Харис ибн Хаммам сказал:

«Чтоб успокоить его жалкую бедность и на опыте видеть слов его верность, остроумия безмерность, вынул я золотую монету, и сказал: «Получишь эту, когда похвалу ей нам скажешь стихами», — и покатились вдруг из уст его перлы рядами:

«Целую желтушку с блестящей каймой! Как солнце, свершаешь ты путь круговой; Моря преплываешь, страну за страной; Тебе всякий берег и край, как родной; Лишь имя промолвишь — все ниц пред тобой. Как гостью встречают отверзшей рукой, Приемля с восторгом, прощаясь с тоской. Будь криво все дело, ты толк дашь прямой; В заботах, в печали — советник благой; В утес постучишь ли, ответит немой, И жалость вольется в холодных душой; Волшебница, шутишь безвредно с змеей; Красавица! всех превосходишь красой; Герой! — побеждаешь, не вышед на бой. Бессильному силу, глупцу ум живой, Надменность и гордость внушаешь порой. С родни тот вельможам, кто друг только твой, Хотя б в низкой доле рожден был судьбой! Кто метит с тобою — бьет верной стрелой! Ты славы и власти залог дорогой.

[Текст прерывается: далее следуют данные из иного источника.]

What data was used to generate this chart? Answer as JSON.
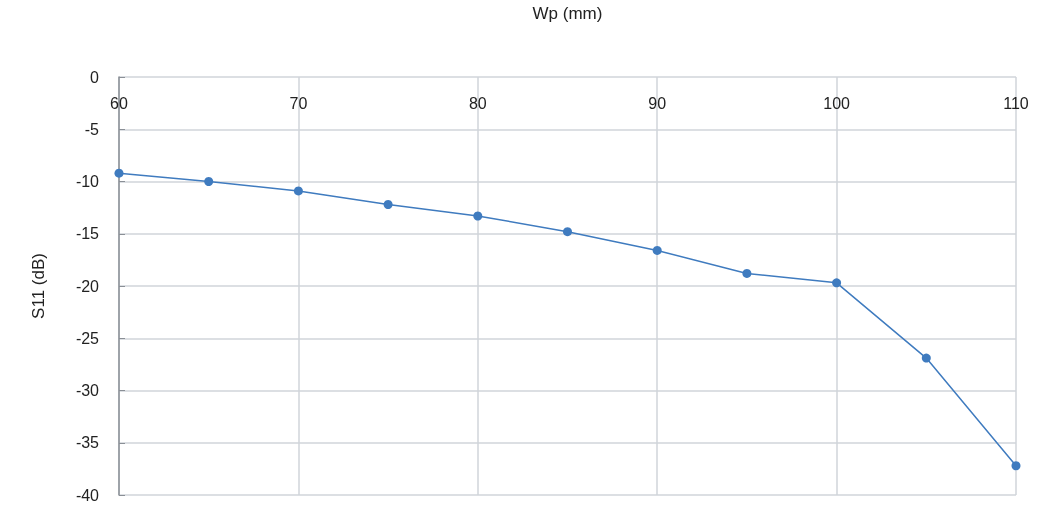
{
  "chart_data": {
    "type": "line",
    "xlabel": "Wp (mm)",
    "ylabel": "S11 (dB)",
    "x": [
      60,
      65,
      70,
      75,
      80,
      85,
      90,
      95,
      100,
      105,
      110
    ],
    "series": [
      {
        "color": "#3f7bbf",
        "values": [
          -9.2,
          -10.0,
          -10.9,
          -12.2,
          -13.3,
          -14.8,
          -16.6,
          -18.8,
          -19.7,
          -26.9,
          -37.2
        ]
      }
    ],
    "xlim": [
      60,
      110
    ],
    "xticks": [
      60,
      70,
      80,
      90,
      100,
      110
    ],
    "ylim": [
      -40,
      0
    ],
    "yticks": [
      -40,
      -35,
      -30,
      -25,
      -20,
      -15,
      -10,
      -5,
      0
    ],
    "grid": true,
    "marker": "circle",
    "line_style": "solid"
  }
}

Ты — семя земли; вздор — весь мир остальной».

Когда он к концу был уже близко, то за подачей нагнулся низко, протянул руку смело и воскликнул: «Взявшись, кончи дело; без дождя и облако б не гремело». Тогда я динар ему дал. «Употребляй его в пользу», — сказал. Он сунул его к себе в рот, промолвив: «Мне Бог его сбережет!» Потом пошел он, шатаясь ногами, осыпая нас похвалами и превознося над облаками. Но сладость его сочиненья, исполненного вдохновенья, довела меня до такого упоенья, что я, не жалея иждивенья, вынул из кармана другую монету, восклицая: «Получишь и эту, — когда вместо стихов ей в хваленье ты скажешь стихи в поношенье». И снова — откуда что взялося — красноречье рекой полилося:

«Пусть льстец будет проклят с двуличным челом, Холодным, с притворной улыбкой на нем! Ты всех соблазняешь в наряде своем, Лукавая таешь в томленье немом, Как страстный любовник, палимый огнем. Хоть в мраке родилась и в недре земном, — Но солнце бледнеет пред ложным лучом, И правды не видно в деянье твоем. Ты мир поучаешь коварством и злом, Смеешься над клятвой, играешь добром, И суд прорекаешь судьи языком. Блеснула — и распри, раздоры кругом; Блеснула — и вор обезручен судом, И продана вера, спит долг крепким сном. Завес твой, невежда, прославлен певцом; Ты с тайной боязнью стрегома скупцом; Ты зависть взрываешь, сводя с богачом. Что ж хуже! Без пользы, когда под замком, Полезна, когда покидаешь лишь дом, — За тем ты презренна всегда мудрецом, И он восклицает в порыве живом: «Негодная, прочь, не кажись пред лицом!»